To Blankenship, the turning point was a Nov. 17 road victory at Philander Smith, an Arkansas school that was unbeaten at the time and was receiving votes in the NAIA national poll. The men’s team had played the previous night in Waxahachie, Texas, meaning that Blankenship had to drive 208 miles back to Shreveport and then another 215 miles to get to Little Rock in time to coach the women.

When the women’s team bus pulled into the parking lot, Blankenship was sitting in his car finishing off a pregame meal. He rolled down his window and yelled to one of his players, “Hey, let’s get a big win tonight.” Her face lit up when she saw it was him, and she said, “Coach Blank, I’m so excited you made it.”

“I tell people all the time I think that was the watershed moment,” Blankenship said. “I think that’s when they realized, ‘Hey, this is for real. Coach Blank is 100% with us.’”

In 12 seasons at LSU Shreveport, Kyle Blankenship has never had a losing season. (Photo courtesy of Kyle Blankeship)

In 12 seasons at LSU Shreveport, Kyle Blankenship has never had a losing season. (Photo courtesy of Kyle Blankeship)

Conference play has been less demanding for Blankenship because the men and women play doubleheaders at the same site, but his to-do list is still never-ending. There are twice as many recruits to visit, twice as many game plans to assemble, twice as many practices to run. When the opposing coach unwinds over a meal after a high-stress matchup, Blankenship still has a second game to worry about.

Assistant coaches stepping up and assuming more responsibility has helped Blankenship, as has figuring out ways to use the challenging situation to his advantage. While the men’s and women’s teams typically practice back-to-back, Blankenship occasionally stokes the competitive spirit by having them compete against each other in the same drills and shooting competitions.

“Our women always seem to go a little harder and to give a little extra effort,” Blankenship said.

The irony of both teams performing so well under Blankenship is that further success could lead to newfound logistical problems for him.

There’s no guarantee that the NAIA will send both the LSU Shreveport men and women to the same site for the first and second rounds of the national tournament on March 15-16. Worse yet, if both teams were to advance to the round of 16, the men would go to Kansas City the following week and the women would travel four hours further north to Sioux City, Iowa.

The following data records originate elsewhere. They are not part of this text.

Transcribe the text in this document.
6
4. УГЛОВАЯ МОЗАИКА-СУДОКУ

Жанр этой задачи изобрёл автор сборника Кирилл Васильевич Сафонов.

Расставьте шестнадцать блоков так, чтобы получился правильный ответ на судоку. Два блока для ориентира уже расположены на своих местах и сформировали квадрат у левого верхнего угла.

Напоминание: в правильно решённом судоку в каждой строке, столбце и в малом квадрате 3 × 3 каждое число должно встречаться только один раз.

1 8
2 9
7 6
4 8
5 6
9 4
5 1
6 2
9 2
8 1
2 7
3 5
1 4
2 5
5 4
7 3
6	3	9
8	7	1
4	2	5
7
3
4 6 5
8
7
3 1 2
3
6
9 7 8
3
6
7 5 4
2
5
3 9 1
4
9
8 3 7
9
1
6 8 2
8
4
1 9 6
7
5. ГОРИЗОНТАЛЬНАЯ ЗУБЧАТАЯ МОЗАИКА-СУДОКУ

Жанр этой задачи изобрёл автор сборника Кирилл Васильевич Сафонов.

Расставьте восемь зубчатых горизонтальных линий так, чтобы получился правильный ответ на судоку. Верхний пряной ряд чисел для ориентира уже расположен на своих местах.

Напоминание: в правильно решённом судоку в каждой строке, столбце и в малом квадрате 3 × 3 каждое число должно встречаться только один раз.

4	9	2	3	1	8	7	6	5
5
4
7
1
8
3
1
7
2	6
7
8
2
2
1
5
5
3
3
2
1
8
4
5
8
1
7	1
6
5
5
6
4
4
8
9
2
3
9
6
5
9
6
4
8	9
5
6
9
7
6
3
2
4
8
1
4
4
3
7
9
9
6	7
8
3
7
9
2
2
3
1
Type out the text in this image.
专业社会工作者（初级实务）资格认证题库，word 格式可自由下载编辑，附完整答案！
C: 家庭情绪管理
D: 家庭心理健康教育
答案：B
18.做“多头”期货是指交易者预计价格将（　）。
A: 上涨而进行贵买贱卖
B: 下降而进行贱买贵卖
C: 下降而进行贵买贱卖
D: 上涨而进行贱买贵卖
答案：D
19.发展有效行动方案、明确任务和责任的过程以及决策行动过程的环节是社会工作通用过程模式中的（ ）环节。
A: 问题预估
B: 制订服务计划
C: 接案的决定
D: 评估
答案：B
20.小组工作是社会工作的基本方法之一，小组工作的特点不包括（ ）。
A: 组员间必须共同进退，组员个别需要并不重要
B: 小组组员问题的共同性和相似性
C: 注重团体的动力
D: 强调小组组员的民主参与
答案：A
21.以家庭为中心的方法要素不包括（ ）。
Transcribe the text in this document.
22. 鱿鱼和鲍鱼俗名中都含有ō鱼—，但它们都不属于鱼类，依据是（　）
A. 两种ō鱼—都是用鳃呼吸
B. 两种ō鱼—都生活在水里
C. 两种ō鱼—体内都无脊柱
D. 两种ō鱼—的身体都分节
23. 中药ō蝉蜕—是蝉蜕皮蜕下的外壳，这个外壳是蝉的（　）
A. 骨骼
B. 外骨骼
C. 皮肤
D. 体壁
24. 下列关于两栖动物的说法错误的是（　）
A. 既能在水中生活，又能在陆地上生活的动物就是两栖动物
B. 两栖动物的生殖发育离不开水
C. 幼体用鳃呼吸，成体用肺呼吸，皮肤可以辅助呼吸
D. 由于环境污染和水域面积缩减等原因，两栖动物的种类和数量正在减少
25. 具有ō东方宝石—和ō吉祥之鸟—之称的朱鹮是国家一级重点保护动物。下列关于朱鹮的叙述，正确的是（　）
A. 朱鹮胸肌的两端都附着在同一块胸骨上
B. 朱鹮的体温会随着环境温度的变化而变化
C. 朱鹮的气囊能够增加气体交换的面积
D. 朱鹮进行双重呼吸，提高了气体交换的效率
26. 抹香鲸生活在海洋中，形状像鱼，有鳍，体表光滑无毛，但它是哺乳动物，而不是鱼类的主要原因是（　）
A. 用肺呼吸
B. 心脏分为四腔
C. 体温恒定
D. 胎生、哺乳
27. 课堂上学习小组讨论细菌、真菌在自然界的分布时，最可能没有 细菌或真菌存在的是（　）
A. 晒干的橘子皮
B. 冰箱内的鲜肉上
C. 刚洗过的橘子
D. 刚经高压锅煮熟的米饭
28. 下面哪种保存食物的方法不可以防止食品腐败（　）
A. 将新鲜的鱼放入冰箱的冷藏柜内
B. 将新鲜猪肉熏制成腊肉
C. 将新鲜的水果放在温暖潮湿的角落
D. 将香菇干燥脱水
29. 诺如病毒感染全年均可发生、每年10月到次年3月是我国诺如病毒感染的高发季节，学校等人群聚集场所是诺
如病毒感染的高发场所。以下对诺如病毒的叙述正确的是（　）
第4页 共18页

“If we played on different days, it’s possible we could get Kyle back and forth between the two locations,” Morgan said. “We would definitely try to do that if that’s what happens.”

Morgan is prepared to conduct a national search for a new women’s coach after the season, but he concedes he has joked with Blankenship after some big victories, “You know you’re pretty good at this.” When asked if there’s any chance Blankenship would keep pulling double duty beyond this season, Morgan said, “It’s not out of the realm of possibility.”

“I don’t know if Kyle wants to do it,” Morgan added. “I don’t know if it’s sustainable long-term. We just want to make sure that we continue to ride the momentum that has been created this year, so we have to figure out what the best thing is for our program.”

Blankenship also isn’t ruling anything out yet, especially if the women’s team makes a deep NAIA tournament run for the first time in program history.

“You never know what the future holds,” he said. “There haven’t been many good nights sleep, but I wouldn’t trade this season for anything in the world.”